- Distributed by: SBT
- Release date: December 29, 2015;
- Country: Brazil

= Mansão Bem Assombrada =

Mansão Bem Assombrada is a 2015 holiday special broadcast by SBT, featuring a cast that includes Pedro Lemos, Lisandra Cortez, Danilo Gentili, Marlei Cevada, Nicholas Torres, Pedro Henrique, Graciely Junqueira, Jean Paulo Campos, and Duda Matte in the lead roles.

== Plot ==
The special tells the story of Zepa (Pedro Lemos), an art teacher, and Giovanna (Lisandra Cortez), who lead a school theater group called "Trupe dos Seis" (Troupe of the Six), made up of students Tecão (Nicholas Torres), Gabi, Bruno (Pedro Henrique), Tati (Graciely Junqueira), Dudu (Jean Paulo Campos), and Michele (Duda Matte). The group is set to perform at the school's end-of-year party, but with no rehearsal space available, the teacher decides to hold rehearsals at the old mansion belonging to his grandfather, Barão Alfredo (Arthur Kohl).

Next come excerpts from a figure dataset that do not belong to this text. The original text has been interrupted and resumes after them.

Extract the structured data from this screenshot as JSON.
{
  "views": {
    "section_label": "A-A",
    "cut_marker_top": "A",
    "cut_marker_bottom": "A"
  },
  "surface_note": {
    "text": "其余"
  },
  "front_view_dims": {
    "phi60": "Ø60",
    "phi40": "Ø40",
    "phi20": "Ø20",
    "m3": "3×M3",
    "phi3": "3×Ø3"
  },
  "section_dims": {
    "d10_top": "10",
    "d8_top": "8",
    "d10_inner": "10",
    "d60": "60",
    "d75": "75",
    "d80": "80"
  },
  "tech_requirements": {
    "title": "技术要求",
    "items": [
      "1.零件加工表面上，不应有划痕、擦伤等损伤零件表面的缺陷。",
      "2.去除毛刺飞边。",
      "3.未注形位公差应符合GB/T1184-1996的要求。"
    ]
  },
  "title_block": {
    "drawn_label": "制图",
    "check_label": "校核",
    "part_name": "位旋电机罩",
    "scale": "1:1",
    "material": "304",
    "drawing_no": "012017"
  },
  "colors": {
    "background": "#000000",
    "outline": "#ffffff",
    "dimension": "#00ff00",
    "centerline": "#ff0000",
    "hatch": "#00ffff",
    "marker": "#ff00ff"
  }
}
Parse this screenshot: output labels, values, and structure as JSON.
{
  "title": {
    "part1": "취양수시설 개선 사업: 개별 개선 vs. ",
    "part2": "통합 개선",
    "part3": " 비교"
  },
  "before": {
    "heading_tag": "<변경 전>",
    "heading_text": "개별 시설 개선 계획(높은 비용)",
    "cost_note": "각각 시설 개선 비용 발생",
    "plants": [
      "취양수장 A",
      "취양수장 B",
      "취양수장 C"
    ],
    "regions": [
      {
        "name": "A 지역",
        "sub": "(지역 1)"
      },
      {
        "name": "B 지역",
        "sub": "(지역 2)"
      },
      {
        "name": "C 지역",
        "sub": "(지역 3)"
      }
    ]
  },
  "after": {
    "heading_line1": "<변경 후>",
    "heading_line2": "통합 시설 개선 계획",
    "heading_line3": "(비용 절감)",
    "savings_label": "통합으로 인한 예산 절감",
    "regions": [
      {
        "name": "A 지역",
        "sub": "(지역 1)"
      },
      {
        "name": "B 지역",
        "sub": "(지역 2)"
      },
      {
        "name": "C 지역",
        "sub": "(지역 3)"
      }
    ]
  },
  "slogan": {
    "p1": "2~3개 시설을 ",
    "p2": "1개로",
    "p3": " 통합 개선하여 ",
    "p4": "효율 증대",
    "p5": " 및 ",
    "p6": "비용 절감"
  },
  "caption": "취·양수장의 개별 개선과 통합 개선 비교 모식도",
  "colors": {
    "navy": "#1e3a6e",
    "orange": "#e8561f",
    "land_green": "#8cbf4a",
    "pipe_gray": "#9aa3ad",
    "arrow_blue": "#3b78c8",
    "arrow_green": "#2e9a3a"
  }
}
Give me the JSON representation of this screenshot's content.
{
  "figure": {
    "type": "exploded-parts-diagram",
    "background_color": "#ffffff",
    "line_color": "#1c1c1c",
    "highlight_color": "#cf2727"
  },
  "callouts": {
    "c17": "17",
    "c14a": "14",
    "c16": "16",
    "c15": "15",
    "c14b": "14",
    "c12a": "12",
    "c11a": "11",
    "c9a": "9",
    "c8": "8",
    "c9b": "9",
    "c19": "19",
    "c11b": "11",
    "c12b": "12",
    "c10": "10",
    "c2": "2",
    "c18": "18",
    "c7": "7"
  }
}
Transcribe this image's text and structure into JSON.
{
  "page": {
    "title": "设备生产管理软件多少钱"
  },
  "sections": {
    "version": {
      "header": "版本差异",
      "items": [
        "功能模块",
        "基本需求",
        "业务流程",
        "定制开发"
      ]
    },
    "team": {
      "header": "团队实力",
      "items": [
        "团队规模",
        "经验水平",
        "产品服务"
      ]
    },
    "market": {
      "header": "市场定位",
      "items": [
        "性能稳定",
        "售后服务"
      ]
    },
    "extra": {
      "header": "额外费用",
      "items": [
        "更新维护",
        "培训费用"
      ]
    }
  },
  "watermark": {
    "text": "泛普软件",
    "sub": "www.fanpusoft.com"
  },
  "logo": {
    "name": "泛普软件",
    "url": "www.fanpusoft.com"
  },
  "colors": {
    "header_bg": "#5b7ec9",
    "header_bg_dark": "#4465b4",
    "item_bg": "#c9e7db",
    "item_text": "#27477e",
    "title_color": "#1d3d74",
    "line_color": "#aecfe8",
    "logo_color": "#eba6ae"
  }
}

What he doesn't know is that the place has two unusual inhabitants: a ghostly couple who can now go back to scaring and playing pranks on people.

== Cast ==

| Actors | Characters |
|---|---|
| Pedro Lemos | Zepa |
| Lisandra Cortez | Giovanna |
| Danilo Gentili | Bugabu |
| Marlei Cevada | Mumuca |
| Jean Paulo Campos | Dudu |
| Duda Matte | Michele |
| Arthur Kohl | Barão Alfredo |

== Announcement ==
The special was announced on December 15, 2015, following the conclusion of the show Chiquititas, and aired on December 29, immediately after Programa do Ratinho.